Khodasevich, Vladislav. Poeticheskoe Khoziaistvo Pushkina. Leningrad: Mysl’, 1924.

Nabokov, Vladimir, trans. Eugene Onegin: A Novel in Verse. By Aleksander Pushkin, 4 vols. Princeton: Princeton UP, 1975 .


Title:       “J’en sais d’immortelles qui sont de purs sanglots”: Alfred de Musset in Nabokov’s Eulogy of Khodasevich

Author:   Stanislav A. Shvabrin, University of California, Los Angeles

This paper will be concerned with a single phrase in Vladimir Nabokov’s pivotal intimation of his vision of the disparity between the artist’s lofty calling and the exigencies of his mundane existence – the essay “On Khodasevich” (1939; 1973). Delivered in a manner that is rich in implicit evocations of poets akin to both the author and the subject of his eulogy (see Strong Opinions. NY: Vintage, 1973: 224), it is at once a paradoxical affirmation of the vitality of the tradition to which Nabokov and Khodasevich both belong and a polemic with their adversaries (“a few poets of the émigré generation… still on their way up” [ibid.: 225]).

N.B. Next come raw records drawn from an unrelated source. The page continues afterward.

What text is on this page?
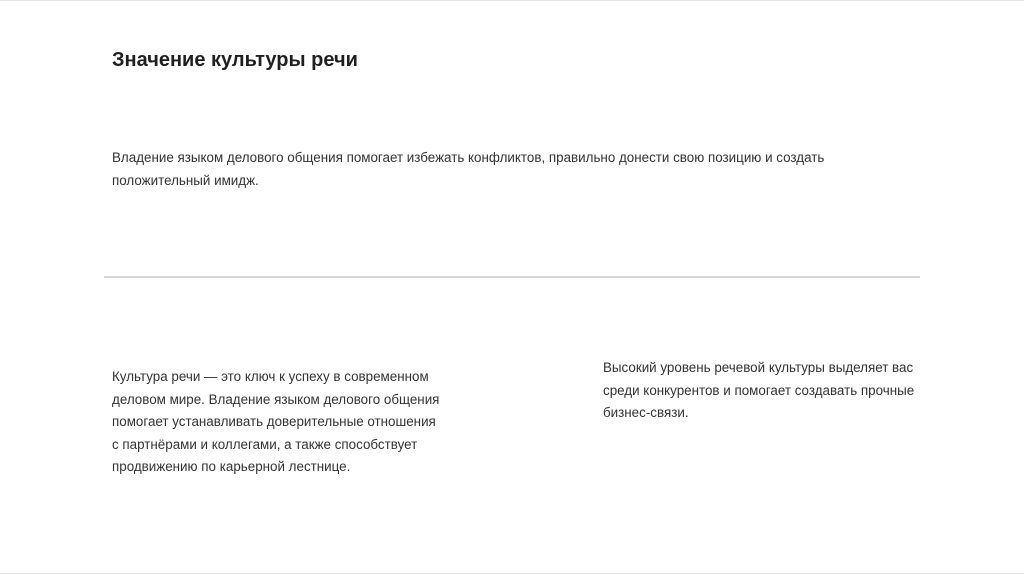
Значение культуры речи

Владение языком делового общения помогает избежать конфликтов, правильно донести свою позицию и создать положительный имидж.

Культура речи — это ключ к успеху в современном деловом мире. Владение языком делового общения помогает устанавливать доверительные отношения с партнёрами и коллегами, а также способствует продвижению по карьерной лестнице.

Высокий уровень речевой культуры выделяет вас среди конкурентов и помогает создавать прочные бизнес-связи.
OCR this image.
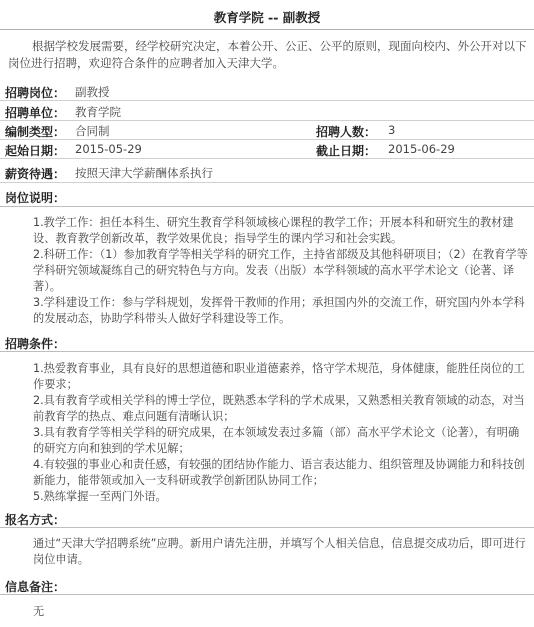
教育学院 -- 副教授
根据学校发展需要，经学校研究决定，本着公开、公正、公平的原则，现面向校内、外公开对以下岗位进行招聘，欢迎符合条件的应聘者加入天津大学。
招聘岗位： 副教授
招聘单位： 教育学院
编制类型： 合同制	招聘人数： 3
起始日期： 2015-05-29	截止日期： 2015-06-29
薪资待遇： 按照天津大学薪酬体系执行
岗位说明：

1.教学工作：担任本科生、研究生教育学科领域核心课程的教学工作；开展本科和研究生的教材建设、教育教学创新改革，教学效果优良；指导学生的课内学习和社会实践。

2.科研工作：（1）参加教育学等相关学科的研究工作，主持省部级及其他科研项目；（2）在教育学等学科研究领域凝练自己的研究特色与方向。发表（出版）本学科领域的高水平学术论文（论著、译著）。

3.学科建设工作：参与学科规划，发挥骨干教师的作用；承担国内外的交流工作，研究国内外本学科的发展动态，协助学科带头人做好学科建设等工作。

招聘条件：

1.热爱教育事业，具有良好的思想道德和职业道德素养，恪守学术规范，身体健康，能胜任岗位的工作要求；

2.具有教育学或相关学科的博士学位，既熟悉本学科的学术成果，又熟悉相关教育领域的动态，对当前教育学的热点、难点问题有清晰认识；

3.具有教育学等相关学科的研究成果，在本领域发表过多篇（部）高水平学术论文（论著），有明确的研究方向和独到的学术见解；

4.有较强的事业心和责任感，有较强的团结协作能力、语言表达能力、组织管理及协调能力和科技创新能力，能带领或加入一支科研或教学创新团队协同工作；

5.熟练掌握一至两门外语。

报名方式：
通过“天津大学招聘系统”应聘。新用户请先注册，并填写个人相关信息，信息提交成功后，即可进行岗位申请。
信息备注：
无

Nabokov’s stance to the problem of human suffering in its relation to artistic creation is of particular importance here, as is the means by which the writer chooses to articulate his position. In my paper I shall seek to prove that the phrase “purs sanglots” (“even the most purs sanglots require a perfect knowledge of prosody, language, verbal equipoise,” ibid.: 225) constitutes a reference to a text that played a significant role in the artistic self-determination of Vladimir Nabokov – “La Nuit de Mai” by Alfred de Musset (1835). 

The phrase “purs sanglots” (“pure sobs” – or “rydanii chistyi zvon” in Nabokov’s own poetic transposition of 1927) alludes not only to the original text by Musset, but also to Nabokov’s Russian version of “La Nuit de Mai”, both components of an elusive, mercurial unity that is the writer’s life-long dialogue with Musset. I will pursue the implications deriving from the attribution of the phrase in question to the French poem of 1835 and its Russian version of 1927.